The Home Gets Greener
There’s a wealth of studies that show how, outside of looking beautiful, live plants can improve concentration, reduce stress levels and improve air quality, all things everyone wants going into the New Year.
“Because of COVID-19, people are looking for a semblance of nature in their homes. Using natural materials will infuse the space with an organic aura and keep others grounded,” Lo says.
It doesn’t have to just stick to plants, though. The incorporation of organic woods and local rocks can also help in bringing home occupants closer to nature. And they help cut back on any VOCs that might’ve made it in with manmade décor.
Let the Sun In
Natural light has the ability to support the body’s circadian system, enhance productivity, support good sleep quality and provide appropriate visual acuity. With time spent at home on the rise during the pandemic, architects must consider more than ever how to invite in natural light for occupant wellbeing and to create a connection to the outside world.
Large surrounding windows and wide skylights can provide a little bit of warmth in more ways than one, and help maintain a healthy relationship with the outside environment and enhanced personal health. However, where this isn’t possible, the right lighting can make all the difference in the home.
Inclusivity and Flexibility
Hybrid and remote work has shown no signs of letting up any time soon, which means more homeowners will be looking for flexible spaces in the home for 2022.

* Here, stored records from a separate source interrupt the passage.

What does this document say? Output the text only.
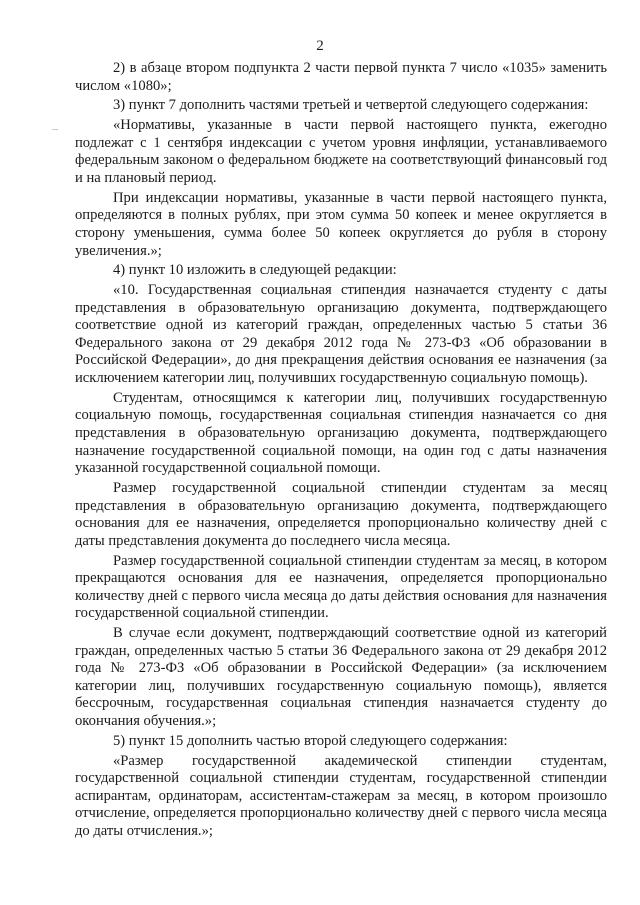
2

2) в абзаце втором подпункта 2 части первой пункта 7 число «1035» заменить числом «1080»;

3) пункт 7 дополнить частями третьей и четвертой следующего содержания:

«Нормативы, указанные в части первой настоящего пункта, ежегодно подлежат с 1 сентября индексации с учетом уровня инфляции, устанавливаемого федеральным законом о федеральном бюджете на соответствующий финансовый год и на плановый период.

При индексации нормативы, указанные в части первой настоящего пункта, определяются в полных рублях, при этом сумма 50 копеек и менее округляется в сторону уменьшения, сумма более 50 копеек округляется до рубля в сторону увеличения.»;

4) пункт 10 изложить в следующей редакции:

«10. Государственная социальная стипендия назначается студенту с даты представления в образовательную организацию документа, подтверждающего соответствие одной из категорий граждан, определенных частью 5 статьи 36 Федерального закона от 29 декабря 2012 года № 273-ФЗ «Об образовании в Российской Федерации», до дня прекращения действия основания ее назначения (за исключением категории лиц, получивших государственную социальную помощь).

Студентам, относящимся к категории лиц, получивших государственную социальную помощь, государственная социальная стипендия назначается со дня представления в образовательную организацию документа, подтверждающего назначение государственной социальной помощи, на один год с даты назначения указанной государственной социальной помощи.

Размер государственной социальной стипендии студентам за месяц представления в образовательную организацию документа, подтверждающего основания для ее назначения, определяется пропорционально количеству дней с даты представления документа до последнего числа месяца.

Размер государственной социальной стипендии студентам за месяц, в котором прекращаются основания для ее назначения, определяется пропорционально количеству дней с первого числа месяца до даты действия основания для назначения государственной социальной стипендии.

В случае если документ, подтверждающий соответствие одной из категорий граждан, определенных частью 5 статьи 36 Федерального закона от 29 декабря 2012 года № 273-ФЗ «Об образовании в Российской Федерации» (за исключением категории лиц, получивших государственную социальную помощь), является бессрочным, государственная социальная стипендия назначается студенту до окончания обучения.»;

5) пункт 15 дополнить частью второй следующего содержания:

«Размер государственной академической стипендии студентам, государственной социальной стипендии студентам, государственной стипендии аспирантам, ординаторам, ассистентам-стажерам за месяц, в котором произошло отчисление, определяется пропорционально количеству дней с первого числа месяца до даты отчисления.»;
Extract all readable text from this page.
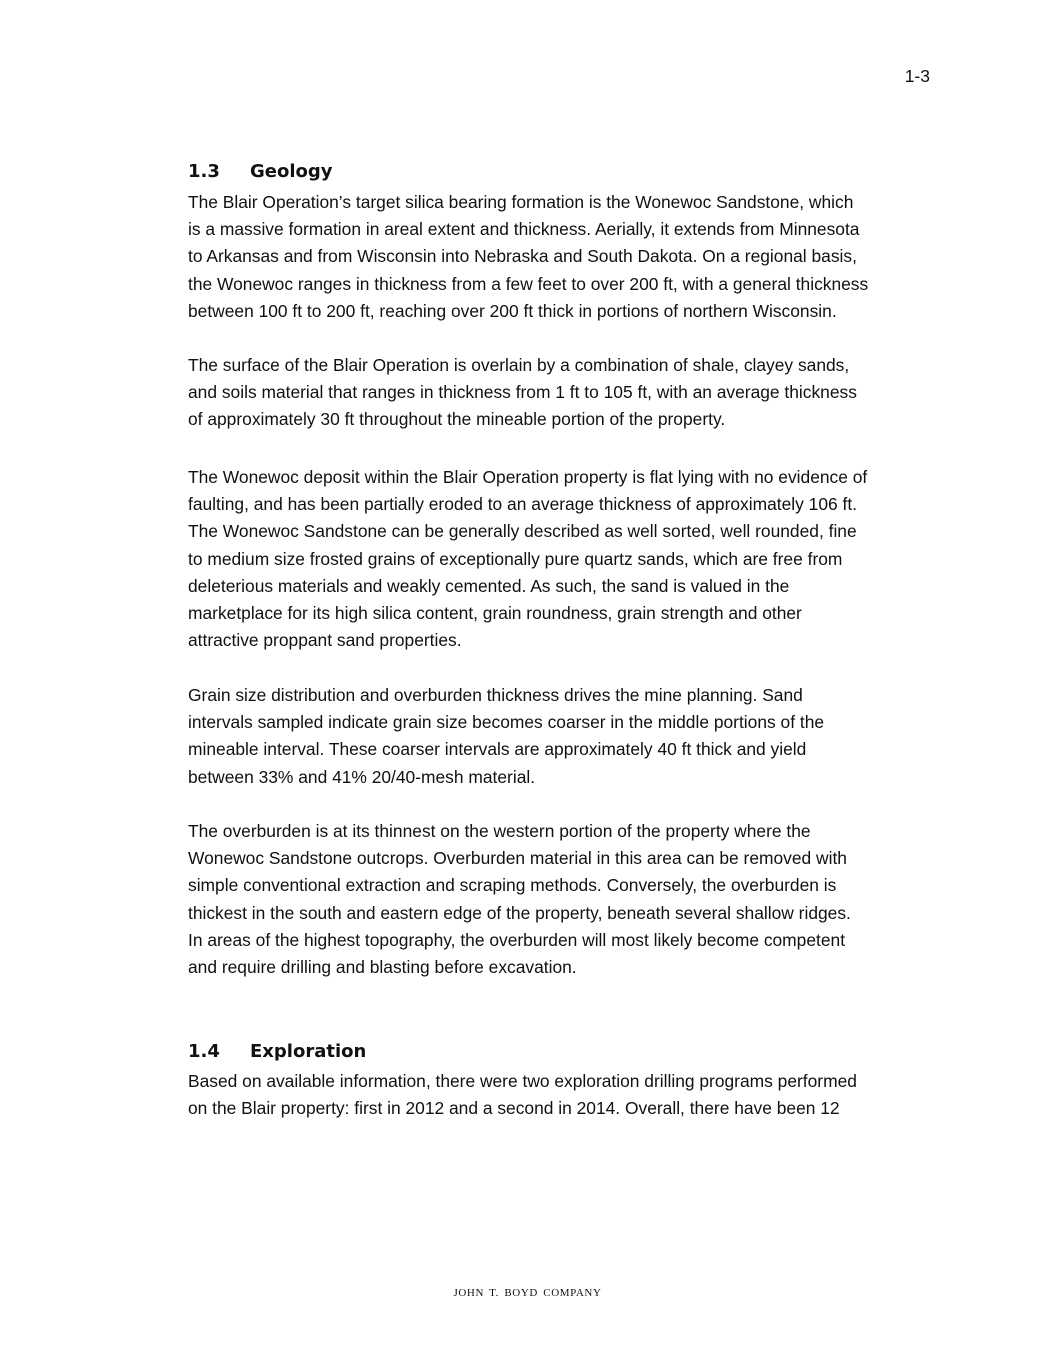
1-3
1.3 Geology

The Blair Operation’s target silica bearing formation is the Wonewoc Sandstone, which
is a massive formation in areal extent and thickness. Aerially, it extends from Minnesota
to Arkansas and from Wisconsin into Nebraska and South Dakota. On a regional basis,
the Wonewoc ranges in thickness from a few feet to over 200 ft, with a general thickness
between 100 ft to 200 ft, reaching over 200 ft thick in portions of northern Wisconsin.

The surface of the Blair Operation is overlain by a combination of shale, clayey sands,
and soils material that ranges in thickness from 1 ft to 105 ft, with an average thickness
of approximately 30 ft throughout the mineable portion of the property.

The Wonewoc deposit within the Blair Operation property is flat lying with no evidence of
faulting, and has been partially eroded to an average thickness of approximately 106 ft.
The Wonewoc Sandstone can be generally described as well sorted, well rounded, fine
to medium size frosted grains of exceptionally pure quartz sands, which are free from
deleterious materials and weakly cemented. As such, the sand is valued in the
marketplace for its high silica content, grain roundness, grain strength and other
attractive proppant sand properties.

Grain size distribution and overburden thickness drives the mine planning. Sand
intervals sampled indicate grain size becomes coarser in the middle portions of the
mineable interval. These coarser intervals are approximately 40 ft thick and yield
between 33% and 41% 20/40-mesh material.

The overburden is at its thinnest on the western portion of the property where the
Wonewoc Sandstone outcrops. Overburden material in this area can be removed with
simple conventional extraction and scraping methods. Conversely, the overburden is
thickest in the south and eastern edge of the property, beneath several shallow ridges.
In areas of the highest topography, the overburden will most likely become competent
and require drilling and blasting before excavation.

1.4 Exploration

Based on available information, there were two exploration drilling programs performed
on the Blair property: first in 2012 and a second in 2014. Overall, there have been 12

JOHN T. BOYD COMPANY
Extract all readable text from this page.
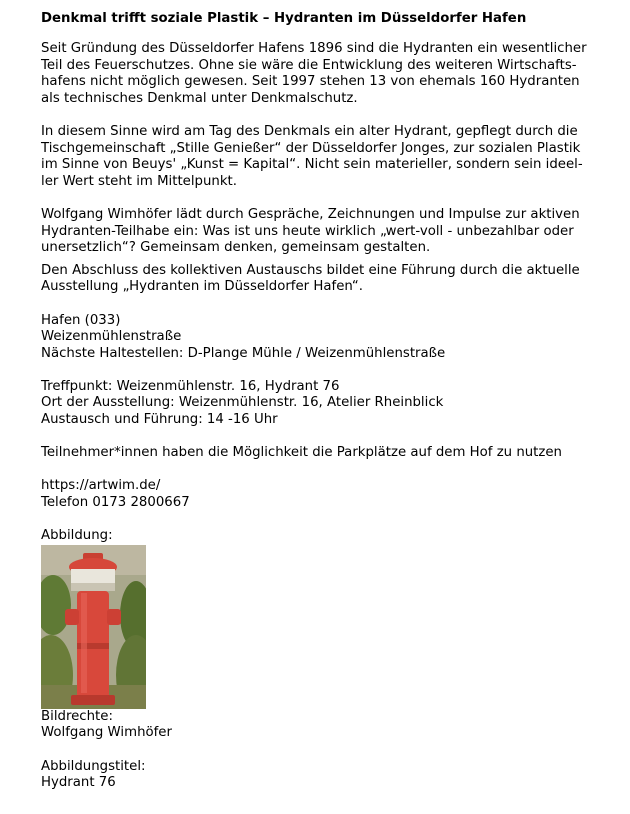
Denkmal trifft soziale Plastik – Hydranten im Düsseldorfer Hafen

Seit Gründung des Düsseldorfer Hafens 1896 sind die Hydranten ein wesentlicher

Teil des Feuerschutzes. Ohne sie wäre die Entwicklung des weiteren Wirtschafts-

hafens nicht möglich gewesen. Seit 1997 stehen 13 von ehemals 160 Hydranten

als technisches Denkmal unter Denkmalschutz.

In diesem Sinne wird am Tag des Denkmals ein alter Hydrant, gepflegt durch die

Tischgemeinschaft „Stille Genießer“ der Düsseldorfer Jonges, zur sozialen Plastik

im Sinne von Beuys' „Kunst = Kapital“. Nicht sein materieller, sondern sein ideel-

ler Wert steht im Mittelpunkt.

Wolfgang Wimhöfer lädt durch Gespräche, Zeichnungen und Impulse zur aktiven

Hydranten-Teilhabe ein: Was ist uns heute wirklich „wert-voll - unbezahlbar oder

unersetzlich“? Gemeinsam denken, gemeinsam gestalten.

Den Abschluss des kollektiven Austauschs bildet eine Führung durch die aktuelle

Ausstellung „Hydranten im Düsseldorfer Hafen“.

Hafen (033)

Weizenmühlenstraße

Nächste Haltestellen: D-Plange Mühle / Weizenmühlenstraße

Treffpunkt: Weizenmühlenstr. 16, Hydrant 76

Ort der Ausstellung: Weizenmühlenstr. 16, Atelier Rheinblick

Austausch und Führung: 14 -16 Uhr

Teilnehmer*innen haben die Möglichkeit die Parkplätze auf dem Hof zu nutzen

https://artwim.de/

Telefon 0173 2800667

Abbildung:

Bildrechte:

Wolfgang Wimhöfer

Abbildungstitel:

Hydrant 76
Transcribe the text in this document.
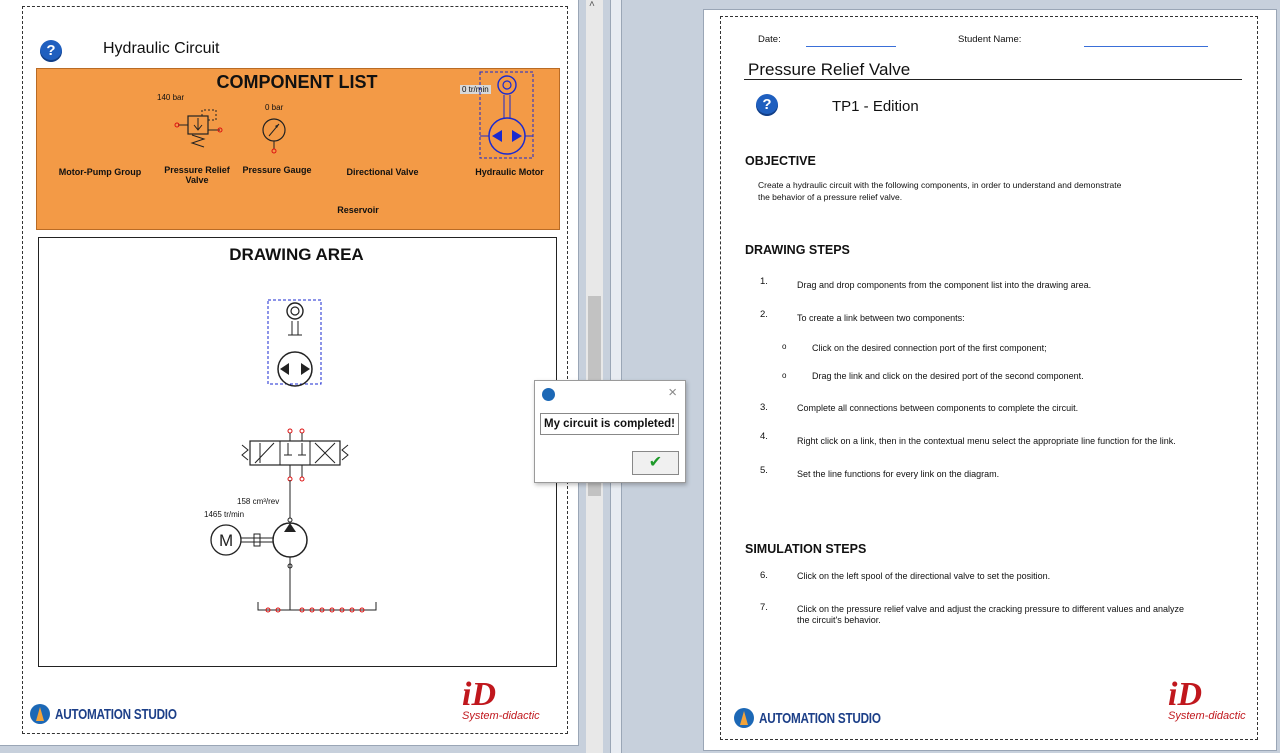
?	Hydraulic Circuit
COMPONENT LIST
140 bar
0 bar
0 tr/min
Motor-Pump Group	Pressure Relief Valve
Pressure Gauge	Directional Valve	Hydraulic Motor
Reservoir
DRAWING AREA
158 cm³/rev
1465 tr/min
M
AUTOMATION STUDIO
iD
System-didactic
˄
×
My circuit is completed!
✔
Date:	Student Name:
Pressure Relief Valve
?	TP1 - Edition
OBJECTIVE
Create a hydraulic circuit with the following components, in order to understand and demonstrate
the behavior of a pressure relief valve.
DRAWING STEPS
1.	Drag and drop components from the component list into the drawing area.
2.	To create a link between two components:
o	Click on the desired connection port of the first component;
o	Drag the link and click on the desired port of the second component.
3.	Complete all connections between components to complete the circuit.
4.	Right click on a link, then in the contextual menu select the appropriate line function for the link.
5.	Set the line functions for every link on the diagram.
SIMULATION STEPS
6.	Click on the left spool of the directional valve to set the position.
7.	Click on the pressure relief valve and adjust the cracking pressure to different values and analyze
the circuit's behavior.
AUTOMATION STUDIO
iD
System-didactic
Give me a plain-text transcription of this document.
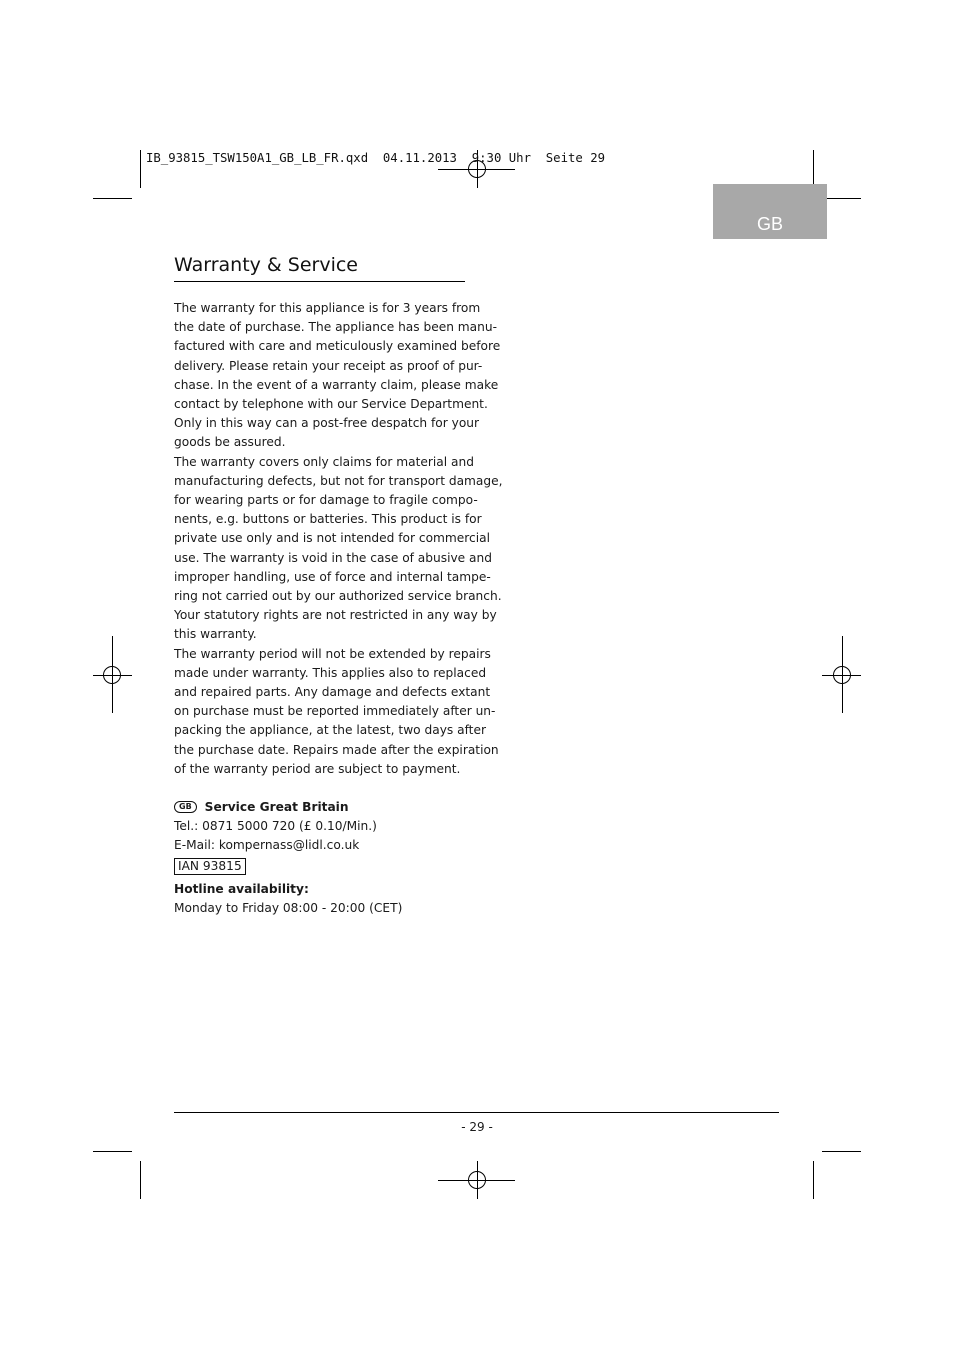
IB_93815_TSW150A1_GB_LB_FR.qxd  04.11.2013  9:30 Uhr  Seite 29
GB
Warranty & Service
The warranty for this appliance is for 3 years from
the date of purchase. The appliance has been manu-
factured with care and meticulously examined before
delivery. Please retain your receipt as proof of pur-
chase. In the event of a warranty claim, please make
contact by telephone with our Service Department.
Only in this way can a post-free despatch for your
goods be assured.
The warranty covers only claims for material and
manufacturing defects, but not for transport damage,
for wearing parts or for damage to fragile compo-
nents, e.g. buttons or batteries. This product is for
private use only and is not intended for commercial
use. The warranty is void in the case of abusive and
improper handling, use of force and internal tampe-
ring not carried out by our authorized service branch.
Your statutory rights are not restricted in any way by
this warranty.
The warranty period will not be extended by repairs
made under warranty. This applies also to replaced
and repaired parts. Any damage and defects extant
on purchase must be reported immediately after un-
packing the appliance, at the latest, two days after
the purchase date. Repairs made after the expiration
of the warranty period are subject to payment.
GB Service Great Britain
Tel.: 0871 5000 720 (£ 0.10/Min.)
E-Mail: kompernass@lidl.co.uk
IAN 93815
Hotline availability:
Monday to Friday 08:00 - 20:00 (CET)
- 29 -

The American Society of Interior Designers finds that: “Currently, 20 percent of the American population is living in a multigenerational household, compared to 12 percent in 1980, and demand for multigenerational housing accommodations vaulted in popularity, from 41 percent in 2019 to 54 percent in 2020.” With this visible increase, home workspace designs will need to consider each generation – Generation Alpha and up – of students and workers within the home.
“We should work to create work spaces in homes that fit the needs of all kinds of people of different ages and styles and think holistically about the way that space complements and enriches the more traditional office environments/working experience,” Lo notes.
‘Carchitecture’ Creates a More Efficient Garage
The garage is an often-overlooked space in the home, but 2022 looks to be its shining year. Architects are beginning to gradually expose the purpose of these storage areas letting the cars themselves guide the design while also incorporating more sustainable elements into the space as well. Lo, a car-lover himself, always focuses on celebrating garages as more than just spaces for car storage and designing them to be stylish, multifunctional and efficient.
Spacious Spaces for Offices
With the CDC’s suggestion of maintaining six feet between individual workspaces and even the implementation of physical barriers for separation, Lo sees architecture as being the means to open up spaces. For the health of their employees, companies will begin to look to creating larger office spaces to help increase air circulation, better maintain privacy and prevent the spread of germs and bacteria.
Sustainability for All
The G20 nations have all committed to climate neutrality by 2050, yet, even with these commitments, these nations still have work to do to combat climate change and meet climate goals. Here, architects become critical in helping lower climate impact and reducing emissions. Local sourcing for less shipping, storage and energy usage is a good starting point, Lo says.